Le représentant a divisé en trois points les revendications de l'UE. D'abord, nous voulons des « gains immédiats » sur les mesures liées à la protection des témoins, à la commission d'éthique et aux services de contrôle interne. L'UE veut aussi que le Secrétariat prouve dans un rapport consolidé la mise en œuvre et l'efficacité des mesures qu'il a déjà mises en place. Enfin, l'UE souhaite l'introduction d'une meilleure flexibilité dans la budgétisation.

Pressé par les journalistes, il a reconnu qu'il était clair que le Royaume-Uni n'adhérera pas à un budget qui ne tienne pas compte de ces trois points et qui n'identifie pas précisément les mesures à prendre pour 2006. Il ne s'agit nullement de conditionner l'adoption d'un budget à l'inclusion de ces points, a tenté de convaincre le représentant britannique, mais plutôt de traduire dans la réalité une « ferme détermination à voir des progrès ».

Le Royaume-Uni est favorable, a-t-il aussi annoncé, à un réexamen du budget qui pourrait augmenter ou diminuer selon les besoins. En effet, a-t-il dit, la mise en œuvre d'un programme de départs volontaires coûtera de l'argent et les États Membres doivent connaître avec précision le nombre de fonctionnaires concernés et les sommes d'argent nécessaires.

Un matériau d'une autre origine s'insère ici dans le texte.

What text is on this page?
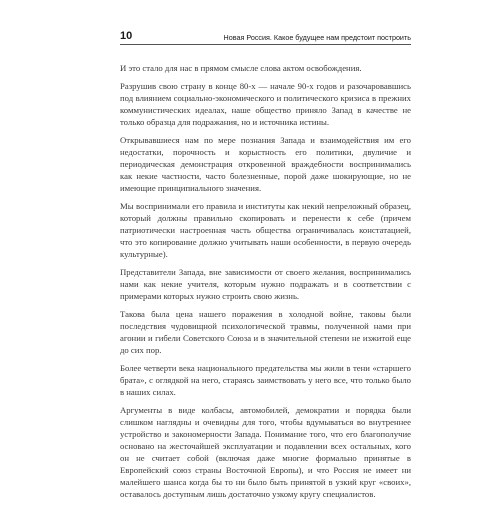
10	Новая Россия. Какое будущее нам предстоит построить

И это стало для нас в прямом смысле слова актом освобождения.

Разрушив свою страну в конце 80-х — начале 90-х годов и разочаровавшись под влиянием социально-экономического и политического кризиса в прежних коммунистических идеалах, наше общество приняло Запад в качестве не только образца для подражания, но и источника истины.

Открывавшиеся нам по мере познания Запада и взаимодействия им его недостатки, порочность и корыстность его политики, двуличие и периодическая демонстрация откровенной враждебности воспринимались как некие частности, часто болезненные, порой даже шокирующие, но не имеющие принципиального значения.

Мы воспринимали его правила и институты как некий непреложный образец, который должны правильно скопировать и перенести к себе (причем патриотически настроенная часть общества ограничивалась констатацией, что это копирование должно учитывать наши особенности, в первую очередь культурные).

Представители Запада, вне зависимости от своего желания, воспринимались нами как некие учителя, которым нужно подражать и в соответствии с примерами которых нужно строить свою жизнь.

Такова была цена нашего поражения в холодной войне, таковы были последствия чудовищной психологической травмы, полученной нами при агонии и гибели Советского Союза и в значительной степени не изжитой еще до сих пор.

Более четверти века национального предательства мы жили в тени «старшего брата», с оглядкой на него, стараясь заимствовать у него все, что только было в наших силах.

Аргументы в виде колбасы, автомобилей, демократии и порядка были слишком наглядны и очевидны для того, чтобы вдумываться во внутреннее устройство и закономерности Запада. Понимание того, что его благополучие основано на жесточайшей эксплуатации и подавлении всех остальных, кого он не считает собой (включая даже многие формально принятые в Европейский союз страны Восточной Европы), и что Россия не имеет ни малейшего шанса когда бы то ни было быть принятой в узкий круг «своих», оставалось доступным лишь достаточно узкому кругу специалистов.
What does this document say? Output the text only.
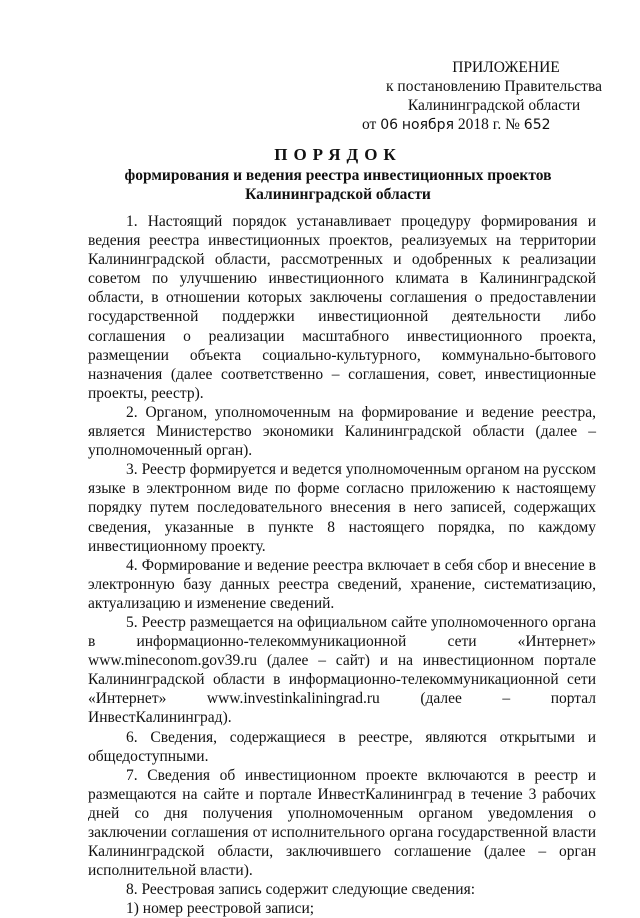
ПРИЛОЖЕНИЕ
к постановлению Правительства
Калининградской области
от 06 ноября 2018 г. № 652
ПОРЯДОК
формирования и ведения реестра инвестиционных проектов
Калининградской области

1. Настоящий порядок устанавливает процедуру формирования и ведения реестра инвестиционных проектов, реализуемых на территории Калининградской области, рассмотренных и одобренных к реализации советом по улучшению инвестиционного климата в Калининградской области, в отношении которых заключены соглашения о предоставлении государственной поддержки инвестиционной деятельности либо соглашения о реализации масштабного инвестиционного проекта, размещении объекта социально-культурного, коммунально-бытового назначения (далее соответственно – соглашения, совет, инвестиционные проекты, реестр).

2. Органом, уполномоченным на формирование и ведение реестра, является Министерство экономики Калининградской области (далее – уполномоченный орган).

3. Реестр формируется и ведется уполномоченным органом на русском языке в электронном виде по форме согласно приложению к настоящему порядку путем последовательного внесения в него записей, содержащих сведения, указанные в пункте 8 настоящего порядка, по каждому инвестиционному проекту.

4. Формирование и ведение реестра включает в себя сбор и внесение в электронную базу данных реестра сведений, хранение, систематизацию, актуализацию и изменение сведений.

5. Реестр размещается на официальном сайте уполномоченного органа в информационно-телекоммуникационной сети «Интернет» www.mineconom.gov39.ru (далее – сайт) и на инвестиционном портале Калининградской области в информационно-телекоммуникационной сети «Интернет» www.investinkaliningrad.ru (далее – портал ИнвестКалининград).

6. Сведения, содержащиеся в реестре, являются открытыми и общедоступными.

7. Сведения об инвестиционном проекте включаются в реестр и размещаются на сайте и портале ИнвестКалининград в течение 3 рабочих дней со дня получения уполномоченным органом уведомления о заключении соглашения от исполнительного органа государственной власти Калининградской области, заключившего соглашение (далее – орган исполнительной власти).

8. Реестровая запись содержит следующие сведения:

1) номер реестровой записи;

Le représentant a poursuivi en jugeant que l'introduction d'une « culture de modernité » dans la gestion du Secrétariat ainsi que le renforcement des pouvoirs du Secrétaire général ne diminueraient en rien les prérogatives de l'Assemblée générale. C'est toujours l'Assemblée générale qui votera les mandats et c'est toujours devant elle que le Secrétariat aura à répondre de l'exécution de ces mandats. Bien au contraire, l'autorité de l'Assemblée générale en sortira renforcée puisque, selon l'entendement de l'Union européenne, il s'agit de rendre le Secrétariat plus responsable de ses actes.

Pour sa part, le représentant des Etats-Unis, John Bolton, a affirmé aujourd'hui à l'ONU : « les Etats-Unis n'ont jamais dit qu'ils allaient prendre en otage le budget ».

« En raison du conflit entre la traditionnelle date butoir du 31 décembre pour l'adoption du budget biennal et la mission confiée au Secrétariat de revoir les mandats [de l'Assemblée générale] et les règlements internes de l'ONU, qui doit s'achever en février, les Etats-Unis ont pensé à un mécanisme qui pourrait combiner les deux », a-t-il ajouté.

Dans le document final du sommet mondial, les Etats membres ont confié au Secrétariat la mission de réexaminer tous les mandats découlant des résolutions de l'Assemblée générale qui remontent à plus de cinq ans.

« Pour ne pas interrompre les travaux des Nations unies, nous proposons un budget partiel, pour les trois prochains mois, au cours desquels les Etats Membres pourraient étudier les recommandations du Secrétariat concernant la réforme et la manière dont ces réformes pourraient être mises en œuvre afin qu'elles puissent être prises en compte dans le budget. Nous pourrions ensuite considérer le budget biennal », a poursuivi John Bolton.

« La réforme devrait déterminer le budget et non l'inverse », a estimé le représentant américain.

image• Retransmission de la rencontre de John Bolton avec la presse [11mins]

« Si le budget n'est pas voté, il y aura une crise financière majeure », a déclaré aujourd'hui Kofi Annan, lors d'une rencontre avec la presse.

En raison des divergences entre les Etats membres sur l'adoption du prochain budget biennal des Nations unies, qui menacent l'ONU d'une crise financière sans précédent, le Secrétaire général a décidé hier d'annuler dans l'immédiat sa tournée en Asie prévue pour la semaine prochaine (voir notre dépêche d'aujourd'hui sur la polémique).

Le budget pour la période 2006-2007 est estimé à 3,89 milliards de dollars - dont 73,4 millions liés à la mise en œuvre des réformes décidées par les Etats Membres lors du sommet mondial de septembre dernier.

Dans ce budget sont incluses toutes les activités administrées par les Nations Unies, excepté les opérations de maintien de la paix, les activités des tribunaux internationaux et des agences spécialisées qui sont financées par d'autres contributions.

Le budget ordinaire de l'ONU est approuvé par l'Assemblée générale pour une période de deux ans.